Roundup: Cruise ships return, COVID update, Northern Pulp fights Boat Harbour legislation, police training scrutinized at Desmond inquiry

Illustration: Alexander MacAskill
Plus: RCMP search for leads after Lunenburg art theft
Today the ships Ocean Navigator and Norwegian Getaway are visiting Halifax, bringing in the city’s first cruise visitors since the COVID-19 pandemic began.
Port officials expect to welcome about 150 ships this year, but some industry experts say Halifax should be leery.
Miami lawyer Jim Walker runs a practice that exclusively sues cruise lines, primarily representing sick or injured crew members. He’s filed thousands of suits over the last 25 years and writes a blog called Cruise Law News, with the tagline “Everything cruise lines don’t want you to know.”
Walker says his sources who work on cruise ships “paint a very disturbing picture of the industry … It’s an industry that has a historical propensity to hide the ball, hide the truth, and to lie to government officials and the U.S. Coast Guard” about health and environmental practices. “I’ve been calling them plague ships, ships of pestilence and disease,” he adds.
Phil Moscovitch reports for Unravel Halifax.
COVID counts climbing
The COVID-19 count continues to increase worldwide, with the World Health Organization tallying 348,582 confirmed new cases globally in the last 24 hours.
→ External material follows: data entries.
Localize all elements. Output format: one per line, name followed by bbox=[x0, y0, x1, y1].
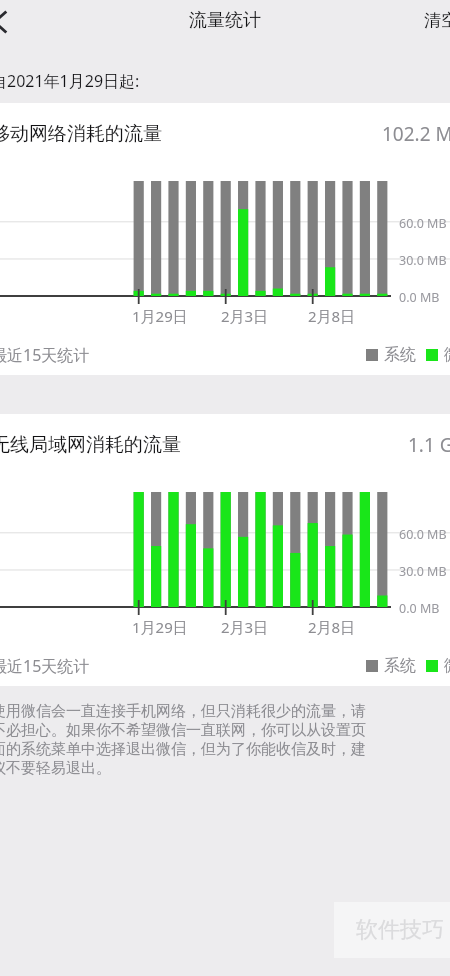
staticText: 软件技巧 bbox=[356, 916, 444, 944]
button[interactable]: Back bbox=[0, 0, 22, 43]
staticText: 2月8日 bbox=[308, 617, 356, 637]
staticText: 60.0 MB bbox=[399, 215, 447, 232]
staticText: 102.2 MB bbox=[382, 121, 450, 147]
staticText: 1月29日 bbox=[132, 306, 188, 326]
staticText: 议不要轻易退出。 bbox=[0, 759, 111, 778]
staticText: 1.1 GB bbox=[408, 432, 450, 458]
staticText: 自2021年1月29日起: bbox=[0, 70, 140, 92]
staticText: 最近15天统计 bbox=[0, 655, 90, 677]
staticText: 1月29日 bbox=[132, 617, 188, 637]
staticText: 无线局域网消耗的流量 bbox=[0, 433, 181, 457]
staticText: 系统 bbox=[384, 345, 416, 365]
staticText: 60.0 MB bbox=[399, 526, 447, 543]
staticText: 30.0 MB bbox=[399, 252, 447, 269]
staticText: 微信 bbox=[444, 656, 450, 676]
staticText: 0.0 MB bbox=[399, 289, 440, 306]
staticText: 2月3日 bbox=[221, 617, 269, 637]
staticText: 面的系统菜单中选择退出微信，但为了你能收信及时，建 bbox=[0, 740, 366, 759]
staticText: 0.0 MB bbox=[399, 600, 440, 617]
staticText: 微信 bbox=[444, 345, 450, 365]
button[interactable]: 清空 bbox=[416, 4, 450, 37]
staticText: 使用微信会一直连接手机网络，但只消耗很少的流量，请 bbox=[0, 702, 366, 721]
staticText: 系统 bbox=[384, 656, 416, 676]
staticText: 30.0 MB bbox=[399, 563, 447, 580]
staticText: 2月8日 bbox=[308, 306, 356, 326]
staticText: 2月3日 bbox=[221, 306, 269, 326]
staticText: 最近15天统计 bbox=[0, 344, 90, 366]
staticText: 流量统计 bbox=[189, 9, 261, 32]
staticText: 清空 bbox=[424, 10, 450, 31]
staticText: 不必担心。如果你不希望微信一直联网，你可以从设置页 bbox=[0, 721, 366, 740]
staticText: 移动网络消耗的流量 bbox=[0, 122, 162, 146]
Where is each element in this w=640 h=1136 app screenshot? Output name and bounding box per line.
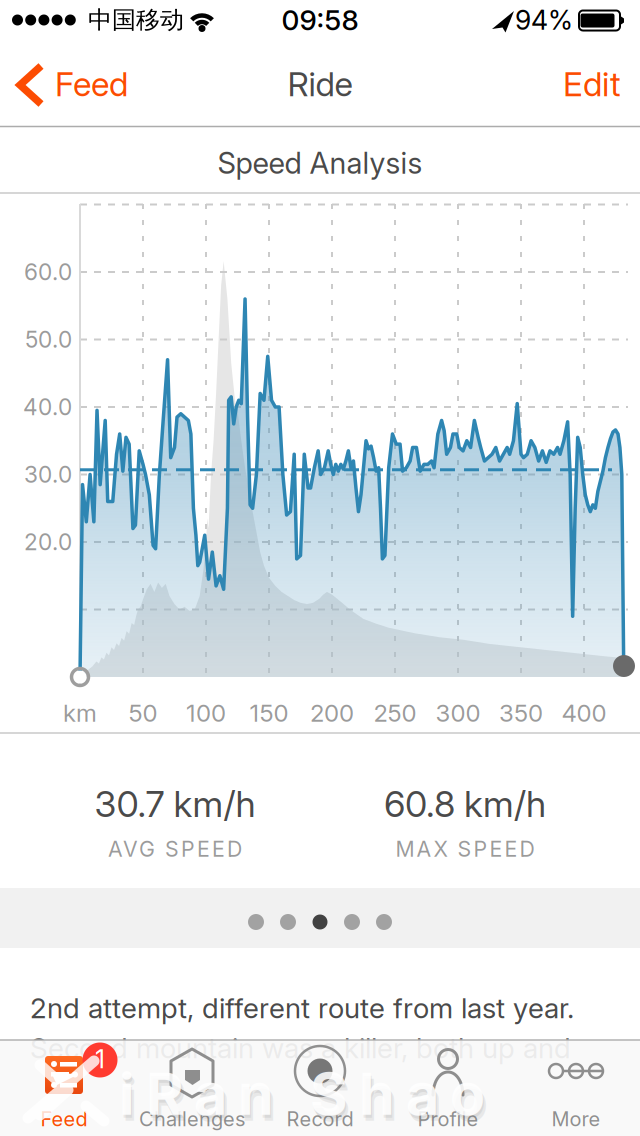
staticText: 350 <box>499 699 543 727</box>
staticText: Ride <box>288 64 352 104</box>
staticText: 30.0 <box>24 461 72 488</box>
staticText: 150 <box>250 699 288 727</box>
staticText: 60.0 <box>24 259 72 285</box>
staticText: Challenges <box>139 1107 245 1131</box>
staticText: 50.0 <box>25 326 72 353</box>
staticText: Record <box>286 1107 354 1131</box>
staticText: iRan Shao <box>122 1066 488 1134</box>
staticText: Edit <box>563 64 621 104</box>
staticText: 100 <box>186 699 226 727</box>
staticText: Feed <box>55 64 128 104</box>
staticText: 中国移动 <box>88 5 184 35</box>
staticText: Profile <box>418 1107 478 1131</box>
staticText: 1 <box>95 1044 105 1074</box>
staticText: iRan Shao <box>120 1063 486 1131</box>
staticText: 2nd attempt, different route from last y… <box>30 992 574 1024</box>
staticText: More <box>552 1107 600 1131</box>
staticText: 40.0 <box>23 394 72 420</box>
staticText: 60.8 km/h <box>384 783 546 825</box>
staticText: 300 <box>436 699 480 727</box>
staticText: MAX SPEED <box>396 836 534 862</box>
staticText: km <box>63 699 97 727</box>
staticText: 250 <box>374 699 416 727</box>
staticText: Speed Analysis <box>218 146 422 180</box>
staticText: 200 <box>310 699 354 727</box>
staticText: 20.0 <box>24 529 72 555</box>
staticText: Feed <box>40 1107 88 1131</box>
staticText: 50 <box>128 699 158 727</box>
staticText: 09:58 <box>282 4 358 36</box>
staticText: 400 <box>562 699 606 727</box>
staticText: AVG SPEED <box>108 836 242 862</box>
staticText: iRan Shao <box>119 1060 485 1128</box>
staticText: 94% <box>515 4 573 36</box>
staticText: Second mountain was a killer, both up an… <box>30 1032 571 1064</box>
staticText: 30.7 km/h <box>94 783 256 825</box>
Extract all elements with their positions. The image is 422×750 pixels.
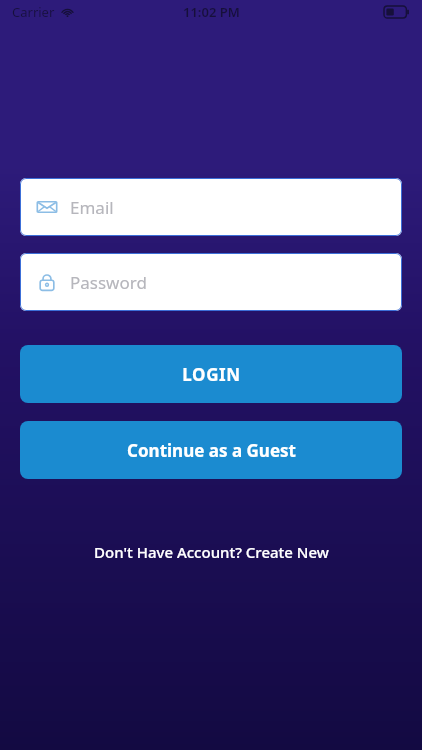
staticText: Don't Have Account? Create New: [94, 542, 329, 562]
button[interactable]: LOGIN: [20, 345, 402, 403]
staticText: Continue as a Guest: [127, 439, 296, 462]
staticText: Password: [70, 271, 147, 294]
staticText: LOGIN: [182, 363, 241, 386]
staticText: Email: [70, 196, 114, 219]
button[interactable]: Continue as a Guest: [20, 421, 402, 479]
button[interactable]: Email: [20, 178, 402, 236]
button[interactable]: Password: [20, 253, 402, 311]
staticText: 11:02 PM: [183, 3, 240, 21]
button[interactable]: Don't Have Account? Create New: [0, 536, 422, 568]
staticText: Carrier: [12, 3, 55, 21]
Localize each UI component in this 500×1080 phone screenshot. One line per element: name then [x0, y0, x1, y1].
The real number of infections is likely much higher though, as many jurisdictions (including Nova Scotia) are now withholding daily data, making it impossible to get a full picture of the disease’s spread.
Dr. Tara Moriarty, director of an infectious diseases research laboratory and professor at the University of Toronto medical school, recently estimates that Nova Scotia has about 19,300 cases per day, more than ten times higher than the government’s lab-confirmed figures.
So far, COVID has killed 6,220,390 people worldwide, including 38,847 people in Canada and 290 Nova Scotians.

Northern Pulp fights Boat Harbour legislation
The owners of Northern Pulp are in a political battle with the Houston government, fighting legislation that would prohibit legal claims against the province for closing the Boat Harbour effluent treatment facility. The legislation is part of an ongoing project to reclaim the Pictou County tidal estuary, which absorbed decades of pollution from the now-idle Northern Pulp mill.
“The province wasn’t successful in opposing mediation in the courts, so they are changing the Boat Harbour Act to retroactively eliminate their responsibility and legal obligations,” says Sasha Irving, a vice-president with Paper Excellence Canada, Northern Pulp’s parent company. “Any organization entering into a contract with the Province of Nova Scotia should now be concerned the province believes it can enact laws to retroactively wipe out their legal and contractual obligations without any compensation.”
Then-premier Stephen McNeil ordered the mill’s closure in 2019, after management repeatedly failed to meet Nova Scotian environmental standards.
Steve Goodwin reports for the Pictou Advocate.
Police training scrutinized at Desmond inquiry
Police in Nova Scotia aren’t adequately trained to confront intimate partner violence, says justice department advisor Sharon Flanagan, who is the only provincial official responsible for providing the training and auditing for the province’s 10 municipal police agencies, the RCMP, and military police. She says she regularly receives correspondence from police agencies looking for additional mental health and intimate partner training.
In 2017, retired soldier Lionel Desmond — an Afghan war veteran who police knew to have a history of domestic violence and mental illness — murdered his wife, daughter, and mother before killing himself. A inquiry looking at the circumstances around the killings is scheduled to wrap up hearings this month.
Drake Lowthers has more for the Reporter.
Victim puzzled after South Shore art heist
The RCMP is asking the public for tips after someone broke into Chippie Kennedy’s Lunenburg studio and stole three sculptures, worth “thousands of dollars.”
The break-in happened overnight on Apr. 7, when someone broke a window and absconded with a nearly life-size female figure made of plaster, a solid brass hare, and a small facial sculpture.
The crime mystifies Kennedy. “Beats me,” she says. “I create stuff. If it appeals to people, they buy it … Maybe they are trying to melt it down and thought the bronze (colour paint) is actual bronze.”
Keith Corcoran has the story for LighthouseNow.